Следует отметить, что ведущие мировые игроки осознают произошедшие за последние годы сдвиги, и при попытках манипулировать российскими элитами, в том числе и в отношении АТР, пытаются адресоваться прежде всего к их интересам. Правда, при профессиональном и творческом обращении с фактурой реальные интересы все равно подменяются мнимыми. В настоящее время в российском информационном пространстве, околовластных кругах и экспертном сообществе отражается конфликт двух точек зрения, который можно условно назвать «битвой за Россию».

Более активна «антикитайская партия». Формат и объем данной статьи не позволяют подробно проанализировать ее аргументы и тем более привести контрдоводы, но в целом представляется, что ее сторонники апеллируют к существующим трендам и рискам, при этом, однако, заметно их преувеличивая.

В качестве альтернативы во многом мнимой «китайской угрозе» России предлагается интеграция в евро-атлантическое сообщество безопасности (естественно, лишь на правах «совещательного голоса») с дальнейшей проекцией этого «союза» на АТР. Другими словами, Запад предлагает Москве добровольно стать «прифронтовой полосой» в назревающем конфликте с КНР, но не влиять на выработку решений, напрямую касающихся России (если она действительно войдет в «антикитайский фронт»).

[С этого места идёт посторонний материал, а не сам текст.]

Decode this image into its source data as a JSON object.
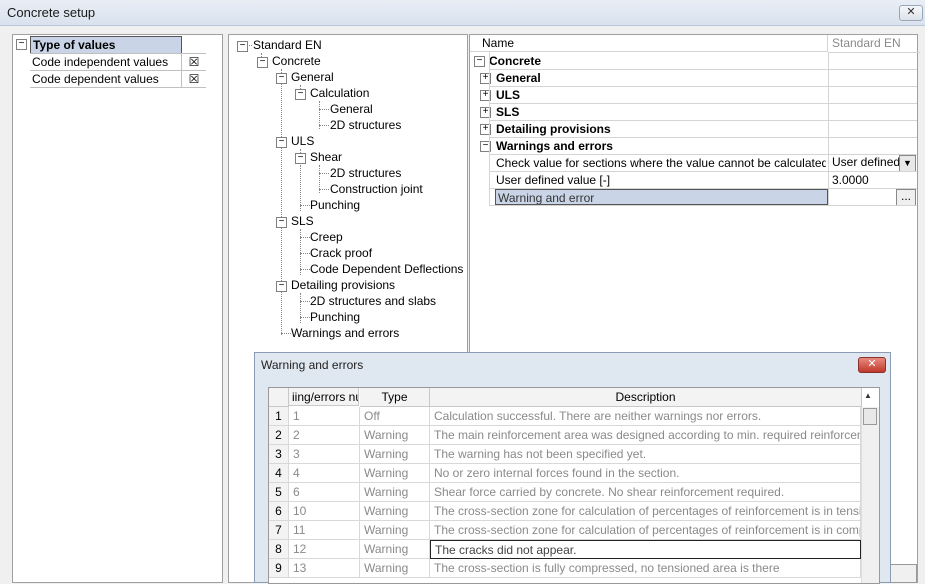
{
  "window": {
    "title": "Concrete setup",
    "close": "✕"
  },
  "left": {
    "header": "Type of values",
    "items": [
      {
        "label": "Code independent values",
        "checked": "☒"
      },
      {
        "label": "Code dependent values",
        "checked": "☒"
      }
    ]
  },
  "tree": {
    "nodes": [
      {
        "label": "Standard EN"
      },
      {
        "label": "Concrete"
      },
      {
        "label": "General"
      },
      {
        "label": "Calculation"
      },
      {
        "label": "General"
      },
      {
        "label": "2D structures"
      },
      {
        "label": "ULS"
      },
      {
        "label": "Shear"
      },
      {
        "label": "2D structures"
      },
      {
        "label": "Construction joint"
      },
      {
        "label": "Punching"
      },
      {
        "label": "SLS"
      },
      {
        "label": "Creep"
      },
      {
        "label": "Crack proof"
      },
      {
        "label": "Code Dependent Deflections"
      },
      {
        "label": "Detailing provisions"
      },
      {
        "label": "2D structures and slabs"
      },
      {
        "label": "Punching"
      },
      {
        "label": "Warnings and errors"
      }
    ]
  },
  "grid": {
    "col_name": "Name",
    "col_value": "Standard EN",
    "rows": [
      {
        "label": "Concrete",
        "value": ""
      },
      {
        "label": "General",
        "value": ""
      },
      {
        "label": "ULS",
        "value": ""
      },
      {
        "label": "SLS",
        "value": ""
      },
      {
        "label": "Detailing provisions",
        "value": ""
      },
      {
        "label": "Warnings and errors",
        "value": ""
      },
      {
        "label": "Check value for sections where the value cannot be calculated",
        "value": "User defined v"
      },
      {
        "label": "User defined value [-]",
        "value": "3.0000"
      },
      {
        "label": "Warning and error",
        "value": "..."
      }
    ]
  },
  "dialog": {
    "title": "Warning and errors",
    "close": "✕",
    "columns": [
      "",
      "iing/errors nu",
      "Type",
      "Description"
    ],
    "rows": [
      {
        "n": "1",
        "code": "1",
        "type": "Off",
        "desc": "Calculation successful. There are neither warnings nor errors."
      },
      {
        "n": "2",
        "code": "2",
        "type": "Warning",
        "desc": "The main reinforcement area was designed according to min. required reinforcement percer"
      },
      {
        "n": "3",
        "code": "3",
        "type": "Warning",
        "desc": "The warning has not been specified yet."
      },
      {
        "n": "4",
        "code": "4",
        "type": "Warning",
        "desc": "No or zero internal forces found in the section."
      },
      {
        "n": "5",
        "code": "6",
        "type": "Warning",
        "desc": "Shear force carried by concrete. No shear reinforcement required."
      },
      {
        "n": "6",
        "code": "10",
        "type": "Warning",
        "desc": "The cross-section zone for calculation of percentages of reinforcement is in tension."
      },
      {
        "n": "7",
        "code": "11",
        "type": "Warning",
        "desc": "The cross-section zone for calculation of percentages of reinforcement is in compression."
      },
      {
        "n": "8",
        "code": "12",
        "type": "Warning",
        "desc": "The cracks did not appear."
      },
      {
        "n": "9",
        "code": "13",
        "type": "Warning",
        "desc": "The cross-section is fully compressed, no tensioned area is there"
      }
    ]
  }
}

Иначе, по мнению приверженцев данной концепции, «России одной с Китаем не справиться». В целом данное утверждение справедливо, если бы сомнения не вызывали два других тезиса, на которых оно базируется: 1) рано или поздно военный конфликт между Москвой и Пекином неизбежен; 2) две страны будут воевать в абсолютном вакууме – остальные игроки как в АТР, так и во всем мире останутся безучастными.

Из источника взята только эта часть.